Data Purge and Recycle
Overview
In Databend, data is not immediately deleted when you run DROP
, TRUNCATE
, or DELETE
commands. This enables Databend's time travel feature, allowing you to access previous states of your data. However, this approach means that storage space is not automatically freed up after these operations.
Before DELETE: After DELETE: After VACUUM:
+----------------+ +----------------+ +----------------+
| Current Data | | New Version | | Current Data |
| | | (After DELETE) | | (After DELETE) |
+----------------+ +----------------+ +----------------+
| Historical Data| | Historical Data| | |
| (Time Travel) | | (Original Data)| | |
+----------------+ +----------------+ +----------------+
Storage not freed Storage freed
Types of Data to Clean
In Databend, there are four main types of data that may need cleaning:
- Dropped Table Data: Data files from tables that have been dropped using the DROP TABLE command
- Table History Data: Historical versions of tables, including snapshots created through UPDATE, DELETE, and other operations
- Orphan Files: Snapshots, segments, and blocks that are no longer associated with any table
- Spill Temporary Files: Temporary files created when memory usage exceeds available limits during query execution (for joins, aggregates, sorts, etc.).

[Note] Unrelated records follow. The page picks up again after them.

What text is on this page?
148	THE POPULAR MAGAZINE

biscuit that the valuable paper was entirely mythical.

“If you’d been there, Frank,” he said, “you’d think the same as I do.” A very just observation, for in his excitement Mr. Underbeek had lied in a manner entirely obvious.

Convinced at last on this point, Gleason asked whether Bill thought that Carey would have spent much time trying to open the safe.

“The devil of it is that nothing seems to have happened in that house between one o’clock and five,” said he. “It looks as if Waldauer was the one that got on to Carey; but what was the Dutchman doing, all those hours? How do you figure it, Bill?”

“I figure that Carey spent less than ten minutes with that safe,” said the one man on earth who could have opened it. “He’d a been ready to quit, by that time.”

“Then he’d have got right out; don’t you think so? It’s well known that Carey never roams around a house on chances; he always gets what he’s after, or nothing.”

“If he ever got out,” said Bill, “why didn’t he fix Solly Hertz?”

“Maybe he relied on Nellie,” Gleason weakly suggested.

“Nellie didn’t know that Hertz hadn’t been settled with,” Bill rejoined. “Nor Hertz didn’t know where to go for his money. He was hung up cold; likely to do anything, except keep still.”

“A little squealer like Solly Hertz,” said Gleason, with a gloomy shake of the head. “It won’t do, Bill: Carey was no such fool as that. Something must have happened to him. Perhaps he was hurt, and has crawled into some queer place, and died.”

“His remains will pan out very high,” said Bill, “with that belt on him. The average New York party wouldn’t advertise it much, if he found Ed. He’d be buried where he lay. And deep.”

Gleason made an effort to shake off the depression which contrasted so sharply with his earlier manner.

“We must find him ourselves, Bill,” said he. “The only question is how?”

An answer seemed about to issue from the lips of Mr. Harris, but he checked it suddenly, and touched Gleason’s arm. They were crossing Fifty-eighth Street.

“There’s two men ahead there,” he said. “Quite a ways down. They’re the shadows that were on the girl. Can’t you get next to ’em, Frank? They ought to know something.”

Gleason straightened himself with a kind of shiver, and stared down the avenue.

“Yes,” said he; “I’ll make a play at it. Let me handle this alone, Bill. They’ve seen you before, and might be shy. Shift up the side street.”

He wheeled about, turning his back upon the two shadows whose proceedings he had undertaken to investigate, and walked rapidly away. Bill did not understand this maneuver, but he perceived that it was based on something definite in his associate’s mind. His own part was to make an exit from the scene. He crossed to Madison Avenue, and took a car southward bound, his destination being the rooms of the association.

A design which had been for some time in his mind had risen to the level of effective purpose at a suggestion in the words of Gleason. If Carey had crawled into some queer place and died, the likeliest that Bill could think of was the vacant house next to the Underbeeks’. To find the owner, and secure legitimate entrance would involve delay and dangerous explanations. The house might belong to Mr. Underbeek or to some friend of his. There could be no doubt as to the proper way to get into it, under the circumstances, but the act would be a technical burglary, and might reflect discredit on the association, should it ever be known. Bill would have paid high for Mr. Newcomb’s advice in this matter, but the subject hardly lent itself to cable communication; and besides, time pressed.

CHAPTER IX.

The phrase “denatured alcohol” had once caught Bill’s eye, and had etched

Databend automatically cleans up these files when queries complete normally. Manual cleanup is only needed in rare cases when Databend crashes or shuts down unexpectedly during query execution.
Using VACUUM Commands
The VACUUM command family is the primary method for cleaning data in Databend (Enterprise Edition Feature). Different VACUUM subcommands are used depending on the type of data you need to clean.
VACUUM Commands:
+------------------------+ +------------------------+ +------------------------+
| VACUUM DROP TABLE | | VACUUM TABLE | | VACUUM TEMPORARY FILES |
+------------------------+ +------------------------+ +------------------------+
| Cleans dropped tables | | Cleans table history | | Cleans spill files |
| and their data files | | and orphan files | | (rarely needed) |
+------------------------+ +------------------------+ +------------------------+
VACUUM DROP TABLE
This command permanently deletes data files of dropped tables, freeing up storage space.
VACUUM DROP TABLE [FROM <database_name>] [DRY RUN [SUMMARY]] [LIMIT <file_count>];
Options:
FROM <database_name>
: Restrict to a specific databaseDRY RUN [SUMMARY]

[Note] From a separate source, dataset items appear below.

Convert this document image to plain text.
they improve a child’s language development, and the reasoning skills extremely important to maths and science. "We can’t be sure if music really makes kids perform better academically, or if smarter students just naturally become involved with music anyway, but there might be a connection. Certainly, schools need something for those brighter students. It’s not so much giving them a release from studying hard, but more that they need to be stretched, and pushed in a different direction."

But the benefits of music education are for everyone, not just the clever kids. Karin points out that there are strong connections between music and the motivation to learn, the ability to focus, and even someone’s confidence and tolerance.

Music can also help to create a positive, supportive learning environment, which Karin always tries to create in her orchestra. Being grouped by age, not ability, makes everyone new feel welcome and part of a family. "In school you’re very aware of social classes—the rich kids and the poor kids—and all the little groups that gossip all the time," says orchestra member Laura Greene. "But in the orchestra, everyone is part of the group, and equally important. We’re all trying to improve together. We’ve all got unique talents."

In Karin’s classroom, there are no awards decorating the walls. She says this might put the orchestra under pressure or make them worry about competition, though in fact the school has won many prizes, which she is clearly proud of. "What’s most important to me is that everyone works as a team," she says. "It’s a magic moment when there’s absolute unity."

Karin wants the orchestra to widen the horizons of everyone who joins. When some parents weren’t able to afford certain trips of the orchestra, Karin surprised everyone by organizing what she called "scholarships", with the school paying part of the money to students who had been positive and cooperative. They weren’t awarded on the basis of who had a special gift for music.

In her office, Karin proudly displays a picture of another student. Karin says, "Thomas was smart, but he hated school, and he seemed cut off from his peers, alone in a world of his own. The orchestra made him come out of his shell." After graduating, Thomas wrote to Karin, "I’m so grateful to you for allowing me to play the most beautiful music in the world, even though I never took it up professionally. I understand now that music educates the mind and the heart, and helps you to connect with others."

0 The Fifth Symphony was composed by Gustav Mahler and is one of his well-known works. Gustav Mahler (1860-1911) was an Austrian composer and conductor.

: Preview files to be removed without actually deleting themLIMIT <file_count>
: Limit the number of files to be vacuumed
Examples:
-- Preview files that would be removed
VACUUM DROP TABLE DRY RUN;
-- Preview summary of files that would be removed
VACUUM DROP TABLE DRY RUN SUMMARY;
-- Remove dropped tables from the "default" database
VACUUM DROP TABLE FROM default;
-- Remove up to 1000 files from dropped tables
VACUUM DROP TABLE LIMIT 1000;
VACUUM TABLE
This command removes historical data for a specified table, clearing old versions and freeing storage.

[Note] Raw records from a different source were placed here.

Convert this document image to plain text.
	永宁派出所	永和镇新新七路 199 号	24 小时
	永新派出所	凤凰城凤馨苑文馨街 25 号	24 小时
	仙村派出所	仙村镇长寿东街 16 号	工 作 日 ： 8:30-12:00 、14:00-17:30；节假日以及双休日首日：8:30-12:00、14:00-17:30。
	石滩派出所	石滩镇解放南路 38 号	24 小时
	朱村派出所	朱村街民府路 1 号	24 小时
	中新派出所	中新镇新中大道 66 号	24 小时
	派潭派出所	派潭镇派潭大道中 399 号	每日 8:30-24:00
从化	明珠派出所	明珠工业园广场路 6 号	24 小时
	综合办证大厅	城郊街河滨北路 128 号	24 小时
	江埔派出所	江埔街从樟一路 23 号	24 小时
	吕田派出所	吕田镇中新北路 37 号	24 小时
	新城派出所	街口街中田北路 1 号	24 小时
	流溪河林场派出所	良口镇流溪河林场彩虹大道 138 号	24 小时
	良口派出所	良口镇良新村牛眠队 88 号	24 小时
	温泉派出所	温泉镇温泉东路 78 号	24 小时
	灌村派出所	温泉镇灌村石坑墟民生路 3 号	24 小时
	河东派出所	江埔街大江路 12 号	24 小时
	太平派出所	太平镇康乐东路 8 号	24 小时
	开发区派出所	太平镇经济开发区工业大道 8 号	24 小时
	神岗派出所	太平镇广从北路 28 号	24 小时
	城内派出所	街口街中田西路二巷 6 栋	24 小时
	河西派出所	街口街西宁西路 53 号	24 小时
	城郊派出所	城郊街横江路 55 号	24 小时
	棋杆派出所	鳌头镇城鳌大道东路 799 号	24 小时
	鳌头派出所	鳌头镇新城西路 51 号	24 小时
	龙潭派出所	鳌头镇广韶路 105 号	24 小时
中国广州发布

VACUUM TABLE <table_name> [DRY RUN [SUMMARY]];
Options:
DRY RUN [SUMMARY]
: Preview files to be removed without actually deleting them
Examples:
-- Preview files that would be removed
VACUUM TABLE my_table DRY RUN;
-- Preview summary of files that would be removed
VACUUM TABLE my_table DRY RUN SUMMARY;
-- Remove historical data from my_table
VACUUM TABLE my_table;
VACUUM TEMPORARY FILES
This command clears temporary spilled files used for joins, aggregates, and sorts, freeing up storage space.
VACUUM TEMPORARY FILES;
Note: While this command is provided as a manual method for cleaning up temporary files, it's rarely needed during normal operation since Databend automatically handles cleanup in most cases.
Adjusting Data Retention Time
The VACUUM commands remove data files older than the DATA_RETENTION_TIME_IN_DAYS
setting. By default, Databend retains historical data for 1 day (24 hours). You can adjust this setting:
-- Change retention period to 2 days
SET GLOBAL DATA_RETENTION_TIME_IN_DAYS = 2;
-- Check current retention setting
SHOW SETTINGS LIKE 'DATA_RETENTION_TIME_IN_DAYS';
Edition | Default Retention | Maximum Retention |
---|---|---|
Databend Community & Enterprise Editions | 1 day (24 hours) | 90 days |
Databend Cloud (Personal) | 1 day (24 hours) | 1 day (24 hours) |
Databend Cloud (Business) | 1 day (24 hours) | 90 days |